A radar gun doesn’t tell the whole story, but every so often it delivers a hint of what’s coming. When Cam Schlittler first started popping 100 on stadium screens in Double-A Somerset, it felt like a fun little subplot in a long Yankees season. Nobody was circling him as a future October starter. Nobody was sketching out rotation plans around a 24-year-old who still hadn’t spent a full year above A-ball. Yet the fastball kept jumping, the poise kept sharpening, and a few months later the New York Yankees were handing him the ball in games that actually mattered.
It’s rare for a pitcher to rewrite his scouting report in real time. Schlittler didn’t just tweak his projection. He blew it up.

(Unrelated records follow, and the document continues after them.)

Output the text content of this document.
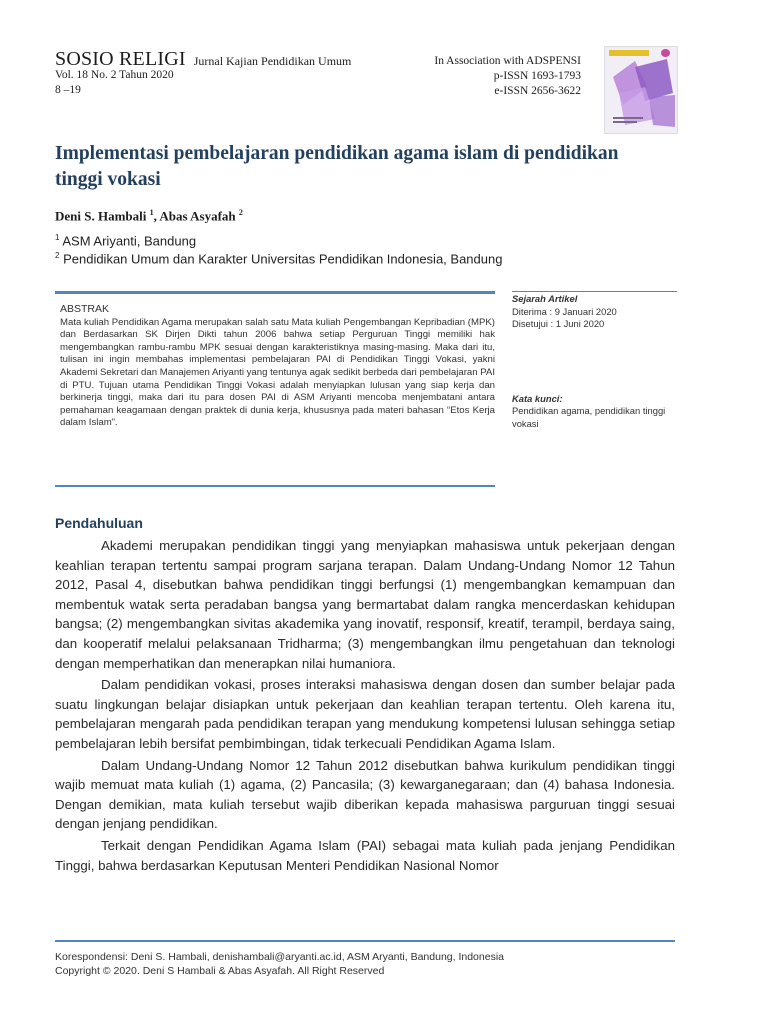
SOSIO RELIGI Jurnal Kajian Pendidikan Umum
Vol. 18 No. 2 Tahun 2020
8 –19
In Association with ADSPENSI
p-ISSN 1693-1793
e-ISSN 2656-3622
Implementasi pembelajaran pendidikan agama islam di pendidikan tinggi vokasi
Deni S. Hambali $^1$, Abas Asyafah $^2$
$^1$ ASM Ariyanti, Bandung
$^2$ Pendidikan Umum dan Karakter Universitas Pendidikan Indonesia, Bandung
ABSTRAK

Mata kuliah Pendidikan Agama merupakan salah satu Mata kuliah Pengembangan Kepribadian (MPK) dan Berdasarkan SK Dirjen Dikti tahun 2006 bahwa setiap Perguruan Tinggi memiliki hak mengembangkan rambu-rambu MPK sesuai dengan karakteristiknya masing-masing. Maka dari itu, tulisan ini ingin membahas implementasi pembelajaran PAI di Pendidikan Tinggi Vokasi, yakni Akademi Sekretari dan Manajemen Ariyanti yang tentunya agak sedikit berbeda dari pembelajaran PAI di PTU. Tujuan utama Pendidikan Tinggi Vokasi adalah menyiapkan lulusan yang siap kerja dan berkinerja tinggi, maka dari itu para dosen PAI di ASM Ariyanti mencoba menjembatani antara pemahaman keagamaan dengan praktek di dunia kerja, khususnya pada materi bahasan “Etos Kerja dalam Islam”.

Sejarah Artikel
Diterima : 9 Januari 2020
Disetujui : 1 Juni 2020
Kata kunci:
Pendidikan agama, pendidikan tinggi vokasi
Pendahuluan

Akademi merupakan pendidikan tinggi yang menyiapkan mahasiswa untuk pekerjaan dengan keahlian terapan tertentu sampai program sarjana terapan. Dalam Undang-Undang Nomor 12 Tahun 2012, Pasal 4, disebutkan bahwa pendidikan tinggi berfungsi (1) mengembangkan kemampuan dan membentuk watak serta peradaban bangsa yang bermartabat dalam rangka mencerdaskan kehidupan bangsa; (2) mengembangkan sivitas akademika yang inovatif, responsif, kreatif, terampil, berdaya saing, dan kooperatif melalui pelaksanaan Tridharma; (3) mengembangkan ilmu pengetahuan dan teknologi dengan memperhatikan dan menerapkan nilai humaniora.

Dalam pendidikan vokasi, proses interaksi mahasiswa dengan dosen dan sumber belajar pada suatu lingkungan belajar disiapkan untuk pekerjaan dan keahlian terapan tertentu. Oleh karena itu, pembelajaran mengarah pada pendidikan terapan yang mendukung kompetensi lulusan sehingga setiap pembelajaran lebih bersifat pembimbingan, tidak terkecuali Pendidikan Agama Islam.

Dalam Undang-Undang Nomor 12 Tahun 2012 disebutkan bahwa kurikulum pendidikan tinggi wajib memuat mata kuliah (1) agama, (2) Pancasila; (3) kewarganegaraan; dan (4) bahasa Indonesia. Dengan demikian, mata kuliah tersebut wajib diberikan kepada mahasiswa parguruan tinggi sesuai dengan jenjang pendidikan.

Terkait dengan Pendidikan Agama Islam (PAI) sebagai mata kuliah pada jenjang Pendidikan Tinggi, bahwa berdasarkan Keputusan Menteri Pendidikan Nasional Nomor

Korespondensi: Deni S. Hambali, denishambali@aryanti.ac.id, ASM Aryanti, Bandung, Indonesia
Copyright © 2020. Deni S Hambali & Abas Asyafah. All Right Reserved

What was supposed to be a moderate-ceiling arm suddenly became a foundational piece of the Yankees’ future, the kind of surprise that shifts how a front office thinks about the next six months, not just the next six days.
A Breakout Built on Power and Polish
Schlittler’s first big league run didn’t feel like a cameo. It felt like the start of something. A 2.96 ERA as a rookie is impressive on its own, but the way he got there mattered even more. Triple-digit heat from both the four-seam and sinker. A cutter that can either nip a corner or jam a handle. A curveball with enough shape to get him out of trouble. And every so often, the sweeper, thrown just enough to linger in hitters’ heads.

Righties, predictably, had a miserable time. He walked only 3.00 per nine against them and kept most of their damage limited to soft fly balls or defensive swings. Lefties were another story. The command wavered, the misses crept arm-side, and the walk rate jumped to 4.40. That’s not a crisis, but it’s a gap the Yankees knew they couldn’t ignore.
The Missing Piece the Yankees Want Him to Find
Every young power pitcher reaches the same crossroads. The league adjusts, scouting reports tighten, and the hitters who struggled with velocity start looking for anything they can spoil. Schlittler lived in those long, grinding at-bats more often than he wanted. Yankees pitching coach Matt Blake could see the pattern forming.
Blake put it plainly: Schlittler needs a pitch he can bury. Not a show-me pitch. Not something pretty for a clip on social media. A real offspeed weapon that moves away from lefties and forces weak contact before the count gets complicated.
That’s why this offseason has become a laboratory. According to Gary Phillips of the New York Daily News, the Yankees are steering him toward a changeup, though the splitter remains loosely on the table. The priority isn’t velocity separation alone. It’s command. It’s shape. It’s figuring out how to avoid what Blake calls “the foul ball war,” the trap young pitchers fall into when their stuff is electric but a little too hittable in the wrong spots.
Why a New Pitch Could Change Everything
You don’t often hear a team talk about building an early-season staff around a pitcher who opened the previous year in Double-A. The Yankees aren’t saying that because they have no other options. They’re saying it because they believe his next leap is coming.

A reliable offspeed pitch would allow Schlittler to attack lefties instead of working around them. It would give him a way to conserve pitches and extend starts. It would make the fastball play even louder, force hitters to respect something softer beneath it, and give the Yankees more flexibility with how they deploy their bullpen behind him.
If he finds that pitch, even a league-average version of it, the ceiling moves again. Suddenly he isn’t just a breakout story. He’s a problem for the American League.
And if he nails it? The Yankees might have discovered their next frontline arm without ever meaning to.